En son seni ‘Çoğunlukla Bazen’ oyununda izledim. Sahnede de çok etkileyiciydin. Oyunun senin için anlamından ve karakterinden bahseder misin?
Acayip! Oyun, çocuk yaşlardan itibaren terapi gören genç bir kızın; annesi, terapisti ve erkek arkadaşıyla olan ilişkileri üzerinden ilerliyor. Ağır bir oyun olduğunu düşünüyorum. Ne kadar hafifleyen anları olsa da genel hissiyatında ağırlığını hep koruyor. Ben burada genç kızın erkek arkadaşı Oliver’ı canlandırıyorum. Oliver’ı çok zengin bir karakter olarak görüyorum ve bu yönünü seviyorum. Diğer karakterlere göre sahnede daha aralıklı yer alıyor ve her sahnesi fragman gibi kurgulanmış. Bu da sahneye her girişimde içsel olarak farklı bir yapılanmayla orada olmamı sağlıyor. Bu oyun benim için çok değerli. Tiyatroda oyunu sahiplenmek, aynı heyecanla sahnede olmak çok önemli.
Bu oyunla Sadri Alışık Tiyatro Ödülleri’ne aday gösterildin. Aday gösterilmek ya da ödül almak senin için ne ifade ediyor? Hayatındaki en anlamlı ödül neydi?
Gayet şık ve zarif şeyler bence. Özellikle Sadri Alışık gibi değerli ödüller için bunu söyleyebilirim. Emeklerin görülmesi ve buna değer bir temsil bulunması bir oyuncu için çok kıymetli. Hayatımda aldığım en anlamlı ve güzel ödül neydi sorusuna cevabım ise: “Bilinç.” Biraz uzak gelebilir bu cevap ama içimden bu geldi. Açabiliriz bunu ama başka bir röportajın konusu olur belki. Ya da… Acaba bu yaşıma kadar hiç adam akıllı bir hediye almadım mı? ahahhah :)

“Bülent Emin Yarar 14 yaşımda rol arkadaşım oldu”
Instagram adresinde sadece Bülent Emin Yarar ile olan bir fotoğraf var. Bu özel bir anlam taşıyor mu? (Benim de hayran olduğum bir oyuncudur.)
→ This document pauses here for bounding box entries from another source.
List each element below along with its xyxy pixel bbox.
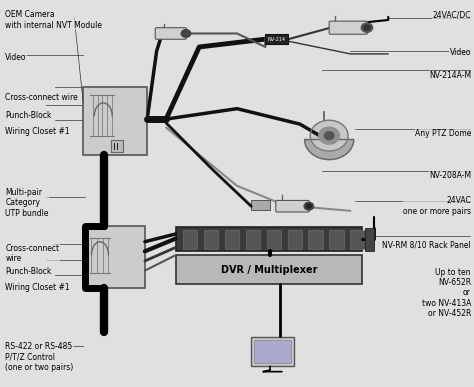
- Text: NV-RM 8/10 Rack Panel: NV-RM 8/10 Rack Panel: [382, 241, 471, 250]
- FancyBboxPatch shape: [276, 200, 310, 212]
- Text: Punch-Block: Punch-Block: [5, 111, 52, 120]
- FancyBboxPatch shape: [83, 87, 147, 155]
- Text: 24VAC
one or more pairs: 24VAC one or more pairs: [403, 196, 471, 216]
- FancyBboxPatch shape: [288, 230, 301, 249]
- FancyBboxPatch shape: [155, 28, 186, 39]
- Text: NV-214A-M: NV-214A-M: [429, 71, 471, 80]
- FancyBboxPatch shape: [254, 341, 291, 363]
- FancyBboxPatch shape: [246, 230, 260, 249]
- Text: RS-422 or RS-485
P/T/Z Control
(one or two pairs): RS-422 or RS-485 P/T/Z Control (one or t…: [5, 342, 73, 372]
- Circle shape: [364, 25, 370, 31]
- FancyBboxPatch shape: [111, 140, 123, 152]
- Circle shape: [324, 132, 334, 140]
- Text: Cross-connect
wire: Cross-connect wire: [5, 244, 60, 263]
- FancyBboxPatch shape: [309, 230, 323, 249]
- Text: Video: Video: [5, 53, 27, 62]
- FancyBboxPatch shape: [83, 226, 145, 288]
- Text: Punch-Block: Punch-Block: [5, 267, 52, 276]
- FancyBboxPatch shape: [329, 230, 344, 249]
- Text: NV-208A-M: NV-208A-M: [429, 171, 471, 180]
- FancyBboxPatch shape: [182, 230, 197, 249]
- FancyBboxPatch shape: [265, 34, 288, 44]
- Text: DVR / Multiplexer: DVR / Multiplexer: [221, 265, 317, 275]
- Text: 24VAC/DC: 24VAC/DC: [432, 10, 471, 19]
- FancyBboxPatch shape: [175, 228, 362, 251]
- Circle shape: [307, 204, 311, 208]
- FancyBboxPatch shape: [251, 337, 294, 366]
- FancyBboxPatch shape: [204, 230, 218, 249]
- FancyBboxPatch shape: [365, 228, 374, 251]
- FancyBboxPatch shape: [175, 255, 362, 284]
- FancyBboxPatch shape: [251, 200, 270, 210]
- Text: Up to ten
NV-652R
or
two NV-413A
or NV-452R: Up to ten NV-652R or two NV-413A or NV-4…: [421, 267, 471, 318]
- Circle shape: [181, 30, 191, 37]
- Circle shape: [304, 202, 314, 210]
- Text: Any PTZ Dome: Any PTZ Dome: [415, 129, 471, 138]
- Text: Multi-pair
Category
UTP bundle: Multi-pair Category UTP bundle: [5, 188, 49, 217]
- Text: OEM Camera
with internal NVT Module: OEM Camera with internal NVT Module: [5, 10, 102, 30]
- FancyBboxPatch shape: [225, 230, 239, 249]
- FancyBboxPatch shape: [266, 230, 281, 249]
- FancyBboxPatch shape: [350, 230, 365, 249]
- Circle shape: [319, 127, 339, 144]
- Text: NV-214: NV-214: [268, 37, 286, 42]
- Text: Cross-connect wire: Cross-connect wire: [5, 93, 78, 102]
- Text: Wiring Closet #1: Wiring Closet #1: [5, 283, 70, 292]
- Wedge shape: [305, 140, 354, 159]
- Text: Wiring Closet #1: Wiring Closet #1: [5, 127, 70, 136]
- FancyBboxPatch shape: [329, 21, 367, 34]
- Text: Video: Video: [449, 48, 471, 57]
- Circle shape: [361, 23, 373, 33]
- Circle shape: [310, 120, 348, 151]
Tabii ki çok özel bir anlamı var. Bülent Ağabey, 14 yaşımda rol arkadaşım oldu. Baba-oğul oynadık. Bazen birilerinde bir şey görürsünüz ve onunla birlikte, onun gördüğünü siz de seversiniz ya… Bülent abi de benim için öyle biri oldu. Onunla tanıştıktan ve sahneyi paylaştıktan sonra mesleğe dört elle sarıldım. Çok kıymetli bir deneyimdi.
Yeni projeler var mı? Geleceğe dair hayallerin neler?
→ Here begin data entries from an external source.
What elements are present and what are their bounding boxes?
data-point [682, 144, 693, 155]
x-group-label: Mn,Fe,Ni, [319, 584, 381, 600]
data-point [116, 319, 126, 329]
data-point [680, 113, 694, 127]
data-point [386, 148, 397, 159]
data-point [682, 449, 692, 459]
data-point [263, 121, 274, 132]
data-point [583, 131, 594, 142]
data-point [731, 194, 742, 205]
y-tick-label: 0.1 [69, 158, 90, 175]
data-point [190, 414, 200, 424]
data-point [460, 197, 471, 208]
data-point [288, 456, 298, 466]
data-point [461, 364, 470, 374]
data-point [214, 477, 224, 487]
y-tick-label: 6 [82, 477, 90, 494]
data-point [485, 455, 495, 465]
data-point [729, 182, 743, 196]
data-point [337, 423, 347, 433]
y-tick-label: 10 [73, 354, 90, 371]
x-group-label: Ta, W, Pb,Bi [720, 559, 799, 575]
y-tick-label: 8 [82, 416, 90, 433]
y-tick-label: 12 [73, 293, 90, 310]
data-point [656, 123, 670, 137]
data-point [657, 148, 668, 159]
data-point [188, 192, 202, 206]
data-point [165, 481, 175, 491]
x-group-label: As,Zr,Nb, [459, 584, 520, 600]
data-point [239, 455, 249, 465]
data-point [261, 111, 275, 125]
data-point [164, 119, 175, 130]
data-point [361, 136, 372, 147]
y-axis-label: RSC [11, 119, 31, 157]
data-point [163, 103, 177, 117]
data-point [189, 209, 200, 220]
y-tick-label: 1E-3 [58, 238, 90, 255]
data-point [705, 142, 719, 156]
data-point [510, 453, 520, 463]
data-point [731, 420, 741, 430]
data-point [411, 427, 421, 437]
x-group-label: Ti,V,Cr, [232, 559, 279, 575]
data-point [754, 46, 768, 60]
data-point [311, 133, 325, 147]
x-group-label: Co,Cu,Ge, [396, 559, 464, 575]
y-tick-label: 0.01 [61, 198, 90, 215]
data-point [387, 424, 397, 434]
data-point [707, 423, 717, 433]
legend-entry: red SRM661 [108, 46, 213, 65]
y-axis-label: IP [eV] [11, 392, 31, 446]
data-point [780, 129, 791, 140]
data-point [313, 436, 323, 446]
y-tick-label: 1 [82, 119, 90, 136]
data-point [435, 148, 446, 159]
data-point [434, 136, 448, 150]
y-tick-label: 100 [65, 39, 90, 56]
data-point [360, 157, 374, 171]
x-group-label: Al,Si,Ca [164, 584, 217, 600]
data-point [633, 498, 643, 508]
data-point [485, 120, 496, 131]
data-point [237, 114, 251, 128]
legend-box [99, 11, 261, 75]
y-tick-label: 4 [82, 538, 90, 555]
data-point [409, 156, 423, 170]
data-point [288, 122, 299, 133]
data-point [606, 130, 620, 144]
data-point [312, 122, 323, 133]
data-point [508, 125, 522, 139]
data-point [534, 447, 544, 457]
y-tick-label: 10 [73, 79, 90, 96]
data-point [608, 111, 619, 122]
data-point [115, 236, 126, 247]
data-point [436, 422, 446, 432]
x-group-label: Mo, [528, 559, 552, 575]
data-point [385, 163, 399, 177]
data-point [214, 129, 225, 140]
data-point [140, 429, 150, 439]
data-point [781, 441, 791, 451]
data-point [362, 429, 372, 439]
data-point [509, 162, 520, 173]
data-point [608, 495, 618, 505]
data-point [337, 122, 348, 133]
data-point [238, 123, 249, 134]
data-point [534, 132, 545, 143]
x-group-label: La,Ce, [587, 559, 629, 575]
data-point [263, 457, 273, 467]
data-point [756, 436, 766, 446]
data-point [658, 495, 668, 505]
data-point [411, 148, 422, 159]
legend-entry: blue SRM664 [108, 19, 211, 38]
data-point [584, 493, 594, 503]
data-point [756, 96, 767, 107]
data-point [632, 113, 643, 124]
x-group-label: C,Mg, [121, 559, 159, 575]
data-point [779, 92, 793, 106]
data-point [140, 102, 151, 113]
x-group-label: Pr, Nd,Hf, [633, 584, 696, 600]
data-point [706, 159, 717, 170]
Hayalleri bol biriyim. Ama o hayallerde kaybolmayı sevmem. Önümdeki 100 metreyi koşmayı daha çok severim. Adım adım gitmek güzel.

“Bunlar bence sadece buzdağının görünen yüzü”
Son dönemde sektördeki erkek oyunculara dair yapılan ifşalar hakkında ne düşünüyorsun? Seni şaşırttı mı? Bir erkek oyuncu olarak hayal kırıklığı yaşattı mı?
Keşke şaşırtsaydı. Bunlar bence sadece buzdağının görünen yüzü. Gördüklerimiz, ne mutlu ki, cesaretin ortaya çıkardığı sesler. Ama sesini çıkaramayan onlarca yürek var. Hiç hayal kırıklığına uğramadım, hayır. “Hayır”ın ötesi olmaz, gerisi olur. Hayırlara karşı gelinen her şey tacizdir.